The Badlands Hold Me as I Grieve

Photographs and Text by Rebecca Norris Webb

Ms. Norris Webb’s books include “My Dakota” and “A Difficulty Is a Light.”

I have a kind of game I play with grief, imagining the birds I see are the people I’ve lost.

When my identical twin brothers died unexpectedly — one to heart failure 20 years ago, one to suicide more recently — words deserted me in those first days of grief. I found, though, that if I could get out the door with my camera and into a landscape that called to me, I thankfully could still photograph.

For me, that landscape is South Dakota, where I moved with my father, mother and younger sister when I was 15 years old and where my parents lived for more than 50 years.

My brother Dave is a belted kingfisher (shared quirky fashion sense); his twin, Mike, is a Townsend’s solitaire (complicated yet unforgettable song). Seeing either of these species while out birding in South Dakota makes me smile — that same half-smile of my brothers’ that often accompanied their gently teasing senses of humor.

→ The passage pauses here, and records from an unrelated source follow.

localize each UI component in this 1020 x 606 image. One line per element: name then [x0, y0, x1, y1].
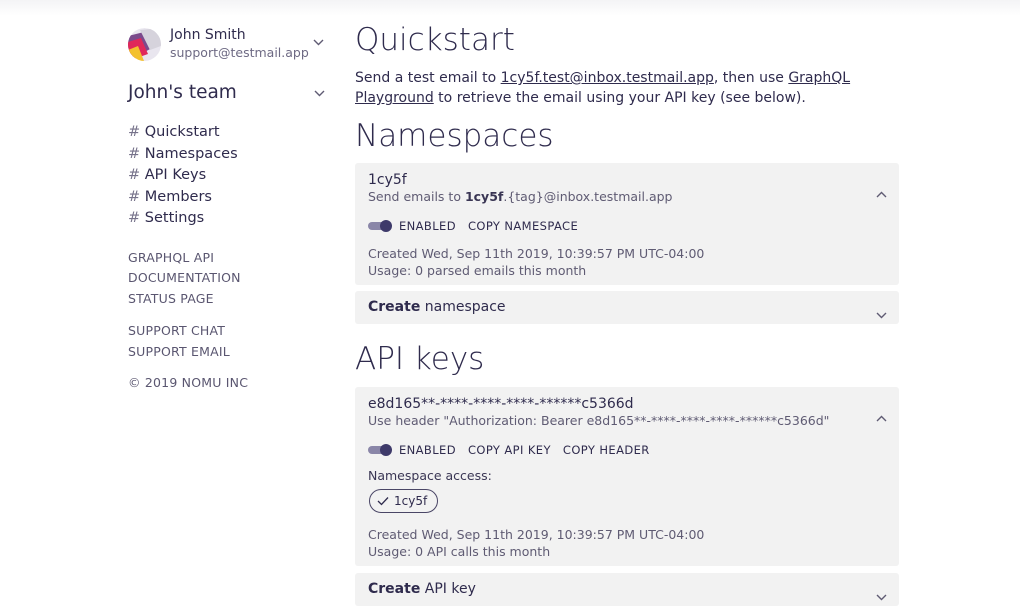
hash-icon: #	[128, 210, 141, 226]
intro-text: , then use	[713, 70, 789, 86]
api-keys-heading: API keys	[355, 341, 485, 377]
enabled-label: ENABLED	[399, 443, 456, 457]
quickstart-text: Send a test email to 1cy5f.test@inbox.te…	[355, 68, 915, 108]
api-key-actions: ENABLED COPY API KEY COPY HEADER	[368, 440, 662, 460]
user-email: support@testmail.app	[170, 45, 309, 60]
sidebar-item-settings[interactable]: # Settings	[128, 208, 328, 230]
enabled-toggle[interactable]	[368, 444, 392, 456]
create-api-key-label: Create API key	[368, 581, 476, 597]
chevron-down-icon[interactable]	[876, 304, 887, 323]
create-namespace-panel[interactable]: Create namespace	[355, 291, 899, 324]
namespaces-heading: Namespaces	[355, 118, 554, 154]
sidebar-item-label: Namespaces	[144, 145, 238, 162]
chip-label: 1cy5f	[394, 494, 428, 508]
support-links: SUPPORT CHAT SUPPORT EMAIL	[128, 321, 328, 362]
api-key-value: e8d165**-****-****-****-******c5366d	[368, 396, 634, 412]
page-title: Quickstart	[355, 22, 515, 58]
create-rest: API key	[420, 581, 476, 597]
intro-text: Send a test email to	[355, 70, 501, 86]
hint-text: .{tag}@inbox.testmail.app	[503, 189, 673, 204]
chevron-down-icon[interactable]	[314, 90, 325, 100]
copy-api-key-button[interactable]: COPY API KEY	[468, 443, 551, 457]
created-date: Created Wed, Sep 11th 2019, 10:39:57 PM …	[368, 527, 705, 542]
enabled-toggle[interactable]	[368, 220, 392, 232]
documentation-link[interactable]: DOCUMENTATION	[128, 268, 328, 289]
sidebar-item-label: API Keys	[144, 167, 207, 183]
copy-namespace-button[interactable]: COPY NAMESPACE	[468, 219, 578, 233]
graphql-api-link[interactable]: GRAPHQL API	[128, 248, 328, 269]
api-key-meta: Created Wed, Sep 11th 2019, 10:39:57 PM …	[368, 526, 704, 560]
namespace-actions: ENABLED COPY NAMESPACE	[368, 216, 590, 236]
enabled-label: ENABLED	[399, 219, 456, 233]
hint-namespace: 1cy5f	[464, 189, 504, 204]
created-date: Created Wed, Sep 11th 2019, 10:39:57 PM …	[368, 246, 705, 261]
namespace-name: 1cy5f	[368, 172, 407, 188]
sidebar-item-api-keys[interactable]: # API Keys	[128, 165, 328, 187]
chevron-down-icon[interactable]	[313, 39, 324, 49]
namespace-access-chip[interactable]: 1cy5f	[369, 489, 439, 513]
sidebar-item-members[interactable]: # Members	[128, 187, 328, 209]
sidebar-item-quickstart[interactable]: # Quickstart	[128, 122, 328, 144]
chevron-up-icon[interactable]	[876, 183, 887, 202]
copy-header-button[interactable]: COPY HEADER	[563, 443, 650, 457]
create-rest: namespace	[420, 299, 506, 315]
create-bold: Create	[368, 299, 421, 315]
sidebar-item-label: Quickstart	[144, 124, 220, 140]
status-page-link[interactable]: STATUS PAGE	[128, 289, 328, 310]
usage-text: Usage: 0 API calls this month	[368, 544, 551, 559]
sidebar-item-namespaces[interactable]: # Namespaces	[128, 144, 328, 166]
avatar	[128, 28, 161, 61]
resource-links: GRAPHQL API DOCUMENTATION STATUS PAGE	[128, 248, 328, 310]
user-switcher[interactable]: John Smith support@testmail.app	[128, 26, 328, 66]
support-email-link[interactable]: SUPPORT EMAIL	[128, 342, 328, 363]
chevron-up-icon[interactable]	[876, 407, 887, 426]
sidebar: John Smith support@testmail.app John's t…	[128, 26, 328, 390]
api-key-card: e8d165**-****-****-****-******c5366d Use…	[355, 387, 899, 566]
namespace-access-label: Namespace access:	[368, 468, 492, 483]
sidebar-item-label: Members	[144, 188, 212, 205]
hash-icon: #	[128, 167, 141, 183]
sidebar-nav: # Quickstart # Namespaces # API Keys # M…	[128, 122, 328, 230]
chevron-down-icon[interactable]	[876, 586, 887, 605]
copyright: © 2019 NOMU INC	[128, 375, 249, 390]
hash-icon: #	[128, 145, 141, 162]
api-key-header-hint: Use header "Authorization: Bearer e8d165…	[368, 413, 830, 428]
usage-text: Usage: 0 parsed emails this month	[368, 263, 587, 278]
create-namespace-label: Create namespace	[368, 299, 506, 315]
hash-icon: #	[128, 188, 141, 205]
namespace-card: 1cy5f Send emails to 1cy5f.{tag}@inbox.t…	[355, 163, 899, 285]
namespace-send-hint: Send emails to 1cy5f.{tag}@inbox.testmai…	[368, 189, 672, 204]
namespace-meta: Created Wed, Sep 11th 2019, 10:39:57 PM …	[368, 245, 704, 279]
create-bold: Create	[368, 581, 421, 597]
top-shadow	[0, 0, 1020, 16]
hint-text: Send emails to	[368, 189, 465, 204]
sidebar-item-label: Settings	[144, 210, 205, 226]
create-api-key-panel[interactable]: Create API key	[355, 573, 899, 606]
check-icon	[377, 497, 389, 506]
test-email-link[interactable]: 1cy5f.test@inbox.testmail.app	[501, 70, 714, 86]
hash-icon: #	[128, 124, 141, 140]
team-switcher[interactable]: John's team	[128, 82, 328, 108]
team-name: John's team	[128, 82, 237, 103]
intro-text: to retrieve the email using your API key…	[433, 90, 806, 106]
support-chat-link[interactable]: SUPPORT CHAT	[128, 321, 328, 342]
user-name: John Smith	[170, 27, 246, 43]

A year ago, my father died at home weeks shy of his 105th birthday. As much as you might imagine that you’re prepared for a parent’s death, you never really are.

What bird should a father be? In particular, what bird should Dad be, a family doctor of few words who taught me how to look closely at the natural world and who shared my love of raptors, grassland birds and songbirds, especially cedar waxwings.